2.1Vesting; Change in Control. Notwithstanding the foregoing vesting schedules, for each Eligible Director in office as of immediately prior to the closing of a Change in Control, the shares subject to his or her then-outstanding equity awards that were granted pursuant to this Policy will become fully vested immediately prior to the closing of such Change in Control. In addition, Annual Grants and Pro-Rated Annual Grants will vest upon the director’s death or Disability. “Disability” means that the director is unable to engage in any substantial gainful activity by reason of any medically determinable physical or mental impairment, which impairment can be expected to result in death or that has lasted or can be expected to last for a continuous period of not less than 12 months, as provided in Section 22(e)(3) of the Internal Revenue Code of 1986, as amended, and will be determined by the Board on the basis of such medical evidence as the Board deems warranted under the circumstances.

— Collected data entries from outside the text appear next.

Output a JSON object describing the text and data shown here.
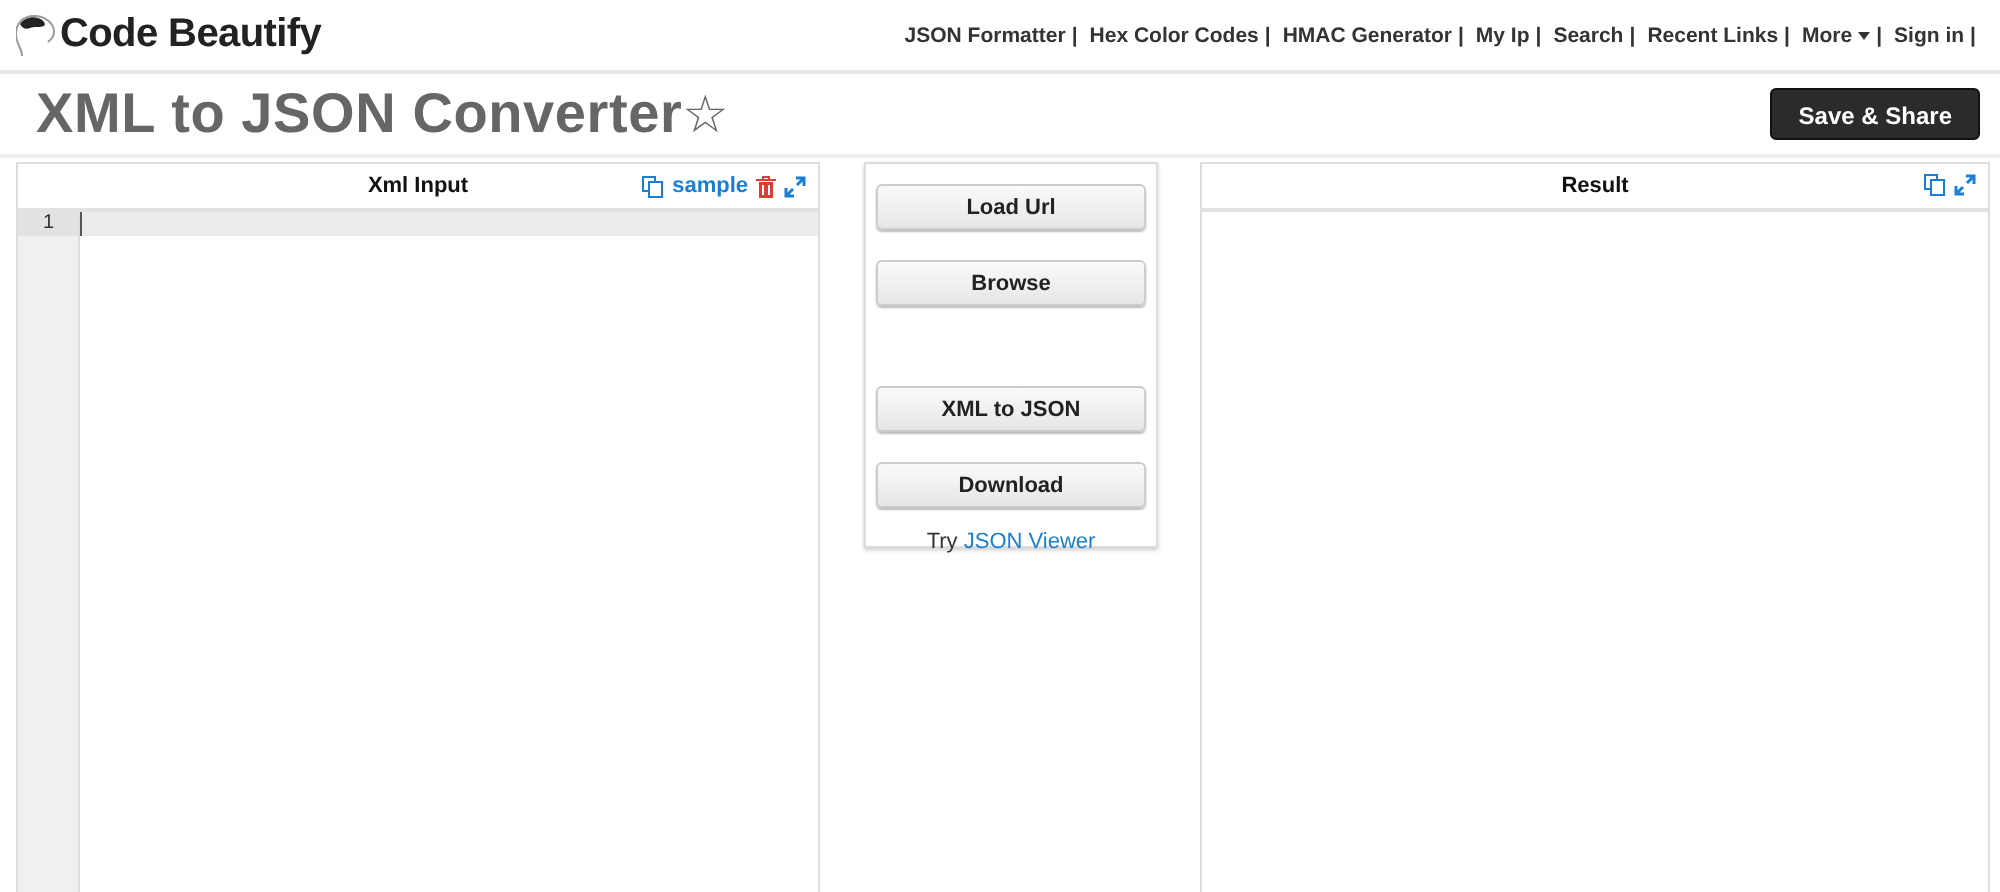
{
  "header": {
    "logo": "Code Beautify",
    "nav": [
      {
        "label": "JSON Formatter",
        "separator": "|",
        "kind": "link"
      },
      {
        "label": "Hex Color Codes",
        "separator": "|",
        "kind": "link"
      },
      {
        "label": "HMAC Generator",
        "separator": "|",
        "kind": "link"
      },
      {
        "label": "My Ip",
        "separator": "|",
        "kind": "link"
      },
      {
        "label": "Search",
        "separator": "|",
        "kind": "link"
      },
      {
        "label": "Recent Links",
        "separator": "|",
        "kind": "link"
      },
      {
        "label": "More",
        "separator": "|",
        "kind": "dropdown"
      },
      {
        "label": "Sign in",
        "separator": "|",
        "kind": "link"
      }
    ]
  },
  "page_title": {
    "text": "XML to JSON Converter",
    "star": "☆"
  },
  "save_button": "Save & Share",
  "input_panel": {
    "title": "Xml Input",
    "sample_link": "sample",
    "line_numbers": [
      "1"
    ]
  },
  "actions": {
    "groups": [
      [
        "Load Url",
        "Browse"
      ],
      [
        "XML to JSON",
        "Download"
      ]
    ],
    "try_text": "Try",
    "try_link": "JSON Viewer"
  },
  "result_panel": {
    "title": "Result"
  }
}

2.2Share Price. For any RSU grant to be made under this Policy, the “Share Price” shall be the average closing price of the Company’s common stock, as reported on the primary U.S. exchange for such common stock, over the 30 calendar day period ending five calendar days before the the date of grant.
2.3Remaining Terms. The remaining terms and conditions of each RSU grant under this Policy, including transferability, will be as set forth in the Company’s standard RSU grant notice and agreement, in the form adopted from time to time by the Board or its Compensation Committee. In the event any grant date set forth above for any RSU grant to be made under this Policy is not a trading day on the primary U.S. exchange for the Company’s common stock (e.g., is a holiday or on a weekend), then the grant date shall be the next trading day.
3.Expenses.
The Company will reimburse each Eligible Director for ordinary, necessary and reasonable out-of-pocket travel expenses to cover in-person attendance at and participation in Board and committee meetings; provided that


the Eligible Director timely submits to the Company appropriate documentation substantiating such expenses in accordance with the Company’s travel and expense policy, as in effect from time to time.
4.Compensation Limits
Notwithstanding anything to the contrary in this Policy, all compensation payable under this Policy will be subject to any limits on the maximum amount of Eligible Director compensation set forth in the Plan, as in effect from time to time.